Votes: 9,8,9,9,8,9,8,9,9,9,8,8,9,9,9,9,7,8,8,9
3.Currently, no data exist on the use of a low-FODMAP diet in pediatric Inflammatory Bowel Disease or SIBO.
Votes: 9,7,9,9,9,9,8,9,9,8,9,9,9,9,9,8,9,9,8,9
4.The available evidence on the efficiency of a low-FODMAP diet in pediatric gastrointestinal disorders is scarce.

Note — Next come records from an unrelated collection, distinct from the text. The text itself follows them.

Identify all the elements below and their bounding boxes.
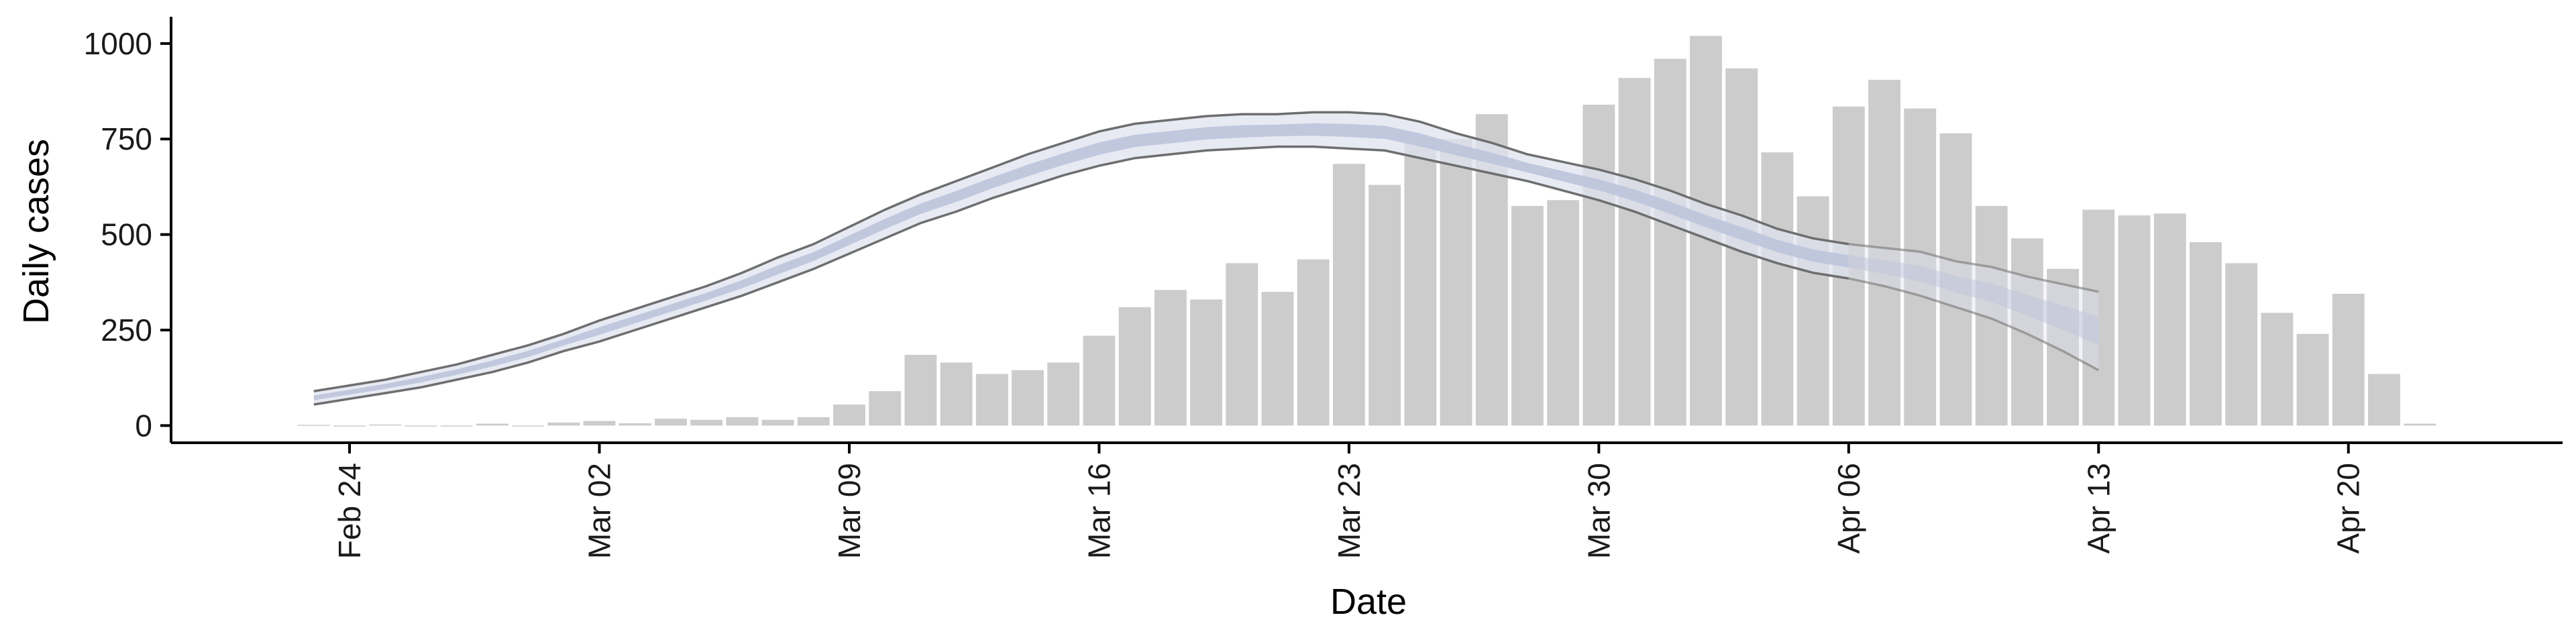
bar	[1547, 200, 1580, 426]
bar	[1868, 79, 1900, 426]
bar	[940, 362, 973, 426]
estimate-lower-line	[313, 145, 1849, 406]
bar	[1118, 307, 1151, 426]
bar	[583, 421, 616, 426]
bar	[2368, 374, 2400, 426]
bar	[1297, 259, 1330, 426]
x-tick-label: Mar 09	[832, 463, 867, 559]
bar	[1404, 137, 1437, 426]
bar	[1154, 290, 1187, 426]
forecast-lower-line	[1848, 277, 2100, 372]
bar	[2010, 238, 2043, 426]
bar	[476, 423, 508, 426]
bar	[2261, 313, 2294, 426]
bar	[904, 355, 937, 426]
bar	[405, 425, 437, 427]
estimate-upper-line	[313, 111, 1849, 392]
bar	[1190, 299, 1223, 426]
estimate-band-outer	[313, 112, 1849, 405]
estimate-band-layer	[313, 111, 2100, 406]
y-tick-label: 750	[101, 121, 152, 156]
bar	[2225, 263, 2258, 426]
y-tick-label: 0	[135, 408, 152, 443]
axes-layer: 0 250 500 750 1000 Feb 24 Mar 02 Mar 09 Mar 16 Ma…	[84, 17, 2563, 559]
bar	[1796, 196, 1829, 426]
x-tick-label: Mar 16	[1081, 463, 1116, 559]
bar	[512, 425, 545, 427]
bar	[797, 417, 830, 426]
bar	[1654, 58, 1686, 426]
bar	[1012, 370, 1044, 426]
bar	[440, 425, 473, 427]
bar	[690, 419, 723, 426]
forecast-upper-line	[1848, 243, 2099, 293]
bar	[1761, 152, 1794, 426]
bar	[654, 419, 687, 426]
bar	[2118, 215, 2151, 426]
bar	[1047, 362, 1080, 426]
bar	[297, 425, 330, 426]
bar	[975, 374, 1008, 426]
bar	[1083, 335, 1116, 426]
x-tick-label: Mar 30	[1581, 463, 1616, 559]
y-tick-label: 1000	[84, 26, 152, 61]
bar	[833, 405, 865, 426]
bar	[1582, 104, 1615, 426]
x-tick-label: Mar 23	[1332, 463, 1366, 559]
bar	[869, 391, 902, 426]
bar	[1226, 263, 1258, 426]
bar	[333, 425, 366, 427]
forecast-band-inner	[1848, 255, 2099, 345]
bar	[2332, 293, 2365, 426]
y-tick-label: 250	[101, 313, 152, 347]
bar	[2404, 423, 2436, 426]
x-tick-label: Mar 02	[582, 463, 617, 559]
bar	[2047, 268, 2080, 426]
bar	[2153, 213, 2186, 426]
bar	[547, 422, 580, 426]
y-axis-title: Daily cases	[16, 139, 56, 324]
bar	[2296, 333, 2329, 426]
bar	[726, 417, 759, 426]
bar	[1332, 164, 1365, 426]
bars-layer	[297, 36, 2436, 427]
x-axis-title: Date	[1330, 582, 1407, 622]
bar	[369, 424, 402, 426]
bar	[1511, 205, 1544, 426]
bar	[1368, 184, 1401, 426]
bar	[1261, 292, 1294, 426]
x-tick-label: Apr 13	[2081, 463, 2116, 554]
x-tick-label: Apr 20	[2331, 463, 2366, 554]
x-tick-label: Apr 06	[1831, 463, 1866, 554]
bar	[619, 423, 651, 426]
bar	[761, 419, 794, 426]
bar	[1440, 139, 1472, 426]
y-tick-label: 500	[101, 217, 152, 252]
bar	[2189, 242, 2222, 426]
bar	[1618, 78, 1651, 426]
x-tick-label: Feb 24	[332, 463, 367, 559]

Only a decrease in severity and frequency of pain episodes has been described in some patients from small samples of children with Irritable Bowel Syndrome.
Votes: 9,7,9,9,9,9,7,9,9,9,8,8,9,9,9,9,8,9,8,9
5.The identification of microbiota with greater fermentation capacity may serve as a biomarker of responsiveness to a low-FODMAP diet.
Votes: 9,7,9,9,8,8,7,9,9,8,5,8,9,5,9,4,5,6,6,8
6.In children with ongoing Irritable Bowel Syndrome symptoms, a low-FODMAP diet can be considered for a limited period, only when the risk of an eating disorder (using disordered eating screening) and feeding difficulties (such as food refusal and selective eating), are minimal, under the expert supervision of a specialized dietician.
Votes: 9,9,7,9,9,9,9,9,9,9,8,8,9,7,9,9,7,8,8,8
7.In this case, a dietician-supervised low-FODMAP diet, for a limited period, does not significantly compromise nutrient intake, despite the restriction of many nutrient‐rich foods across several food groups, suggesting that it can be implemented without major nutritional concerns.
Votes: 9,9,9,9,9,8,8,9,9,7,8,8,9,7,9,9,8,9,8,8

F1
FIGURE 1.:
Algorithm to assess, consider and implement a low-FODMAP diet in children with suspicion of FGIDs.

CONCLUSIONS

Despite some evidence available in adults, there is no evidence to recommend the use of the low-FODMAP diet to treat FGID, NCGS, IBD, FAPDs, or SIBO in children. Limited evidence supports the use of a low-FODMAP diet in children with IBS. Nevertheless, the diet may have a place in the treatment of selected children with IBS. Awareness of how and when to use the diet is crucial, as a restrictive diet may impact nutritional adequacy or promote distorted eating in vulnerable subjects including the pediatric population. The present manuscript provides practical safety tips to be applied when used.